2. Leveraging Government Support
To help businesses through this difficult period, the Canadian Government has introduced additional support measures, including temporary relief for certain goods used in manufacturing and public health sectors, and a tariff loan facility for large enterprises. Be sure to stay up to date on ongoing news and information, and think about how these newly launched programs can complement your remission requests and broader procurement strategy.
3. Consider Vertical Integration
Vertical integration is when a business takes control of the stages of production or distribution of its products that may have previously outsourced. It can occur at the point of sourcing raw materials (upstream) or at the manufacturing or retail stage (downstream).
When tariffs are imposed—especially on imported goods or components—companies face higher costs and supply chain uncertainty. Vertical integration can help in the following ways:
- Cost Control: Owning more of the supply chain allows firms to reduce costs tied to middlemen or markup, which helps offset the impact of tariffs.
- Domestic Sourcing: Companies may vertically integrate by acquiring or establishing domestic production capabilities to avoid tariffs on imported goods.

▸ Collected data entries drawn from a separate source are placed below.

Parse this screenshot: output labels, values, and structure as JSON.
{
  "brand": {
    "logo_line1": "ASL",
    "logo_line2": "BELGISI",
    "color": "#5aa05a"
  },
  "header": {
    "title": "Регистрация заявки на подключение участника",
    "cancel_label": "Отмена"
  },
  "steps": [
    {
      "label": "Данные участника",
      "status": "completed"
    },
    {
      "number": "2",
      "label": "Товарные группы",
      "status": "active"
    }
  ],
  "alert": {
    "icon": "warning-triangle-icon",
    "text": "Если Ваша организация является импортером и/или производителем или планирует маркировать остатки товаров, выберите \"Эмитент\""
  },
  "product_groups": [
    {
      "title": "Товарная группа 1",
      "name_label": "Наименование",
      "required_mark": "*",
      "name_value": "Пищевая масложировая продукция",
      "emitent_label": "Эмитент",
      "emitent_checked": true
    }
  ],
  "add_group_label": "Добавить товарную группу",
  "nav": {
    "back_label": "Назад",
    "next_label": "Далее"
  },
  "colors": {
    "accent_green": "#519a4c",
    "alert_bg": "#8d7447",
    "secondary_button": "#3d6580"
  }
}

- Improved Supply Chain Resilience: By internalizing key steps in the production process, firms reduce exposure to international trade disruptions and tariff volatility.
- Greater Negotiating Power: Vertically integrated suppliers can gain leverage over partners and competitors, especially in industries where tariffs create bottlenecks or raise prices.
Example:
Imagine a Canadian electronics supplier that imports key components from Asia, which are now subject to high tariffs. To cope, the supplier might:
- Acquire a local manufacturer to produce those components domestically.
- Start sourcing raw materials from a non-tariff country.
- Open its own distribution centers to control product flow and cut added costs.
By focusing on producing higher-value finished goods rather than raw materials, companies can better absorb transportation and tariff costs. Vertical integration—owning more stages of production and supply—can increase control over inputs and reduce exposure to third-party tariff risks.
Perhaps you have already implemented one of the strategies referenced in this article, in order to mitigate the impact of tariffs on your business. Or maybe you have chosen an entirely different approach. Whatever the case, the current tariff situation demands proactive and strategic procurement management from Canadian businesses. By taking advantage of the ones mentioned above, you will not only help navigate the immediate challenges but also build a more resilient and competitive business.
Disclaimer
The information provided in this blog is for general informational purposes only and should not be considered legal, financial, or trade advice. While we strive to ensure accuracy, trade policies and economic conditions are constantly evolving. Suppliers are encouraged to consult with trade experts, legal professionals, or financial advisors to assess how tariffs and other trade regulations specifically impact their business.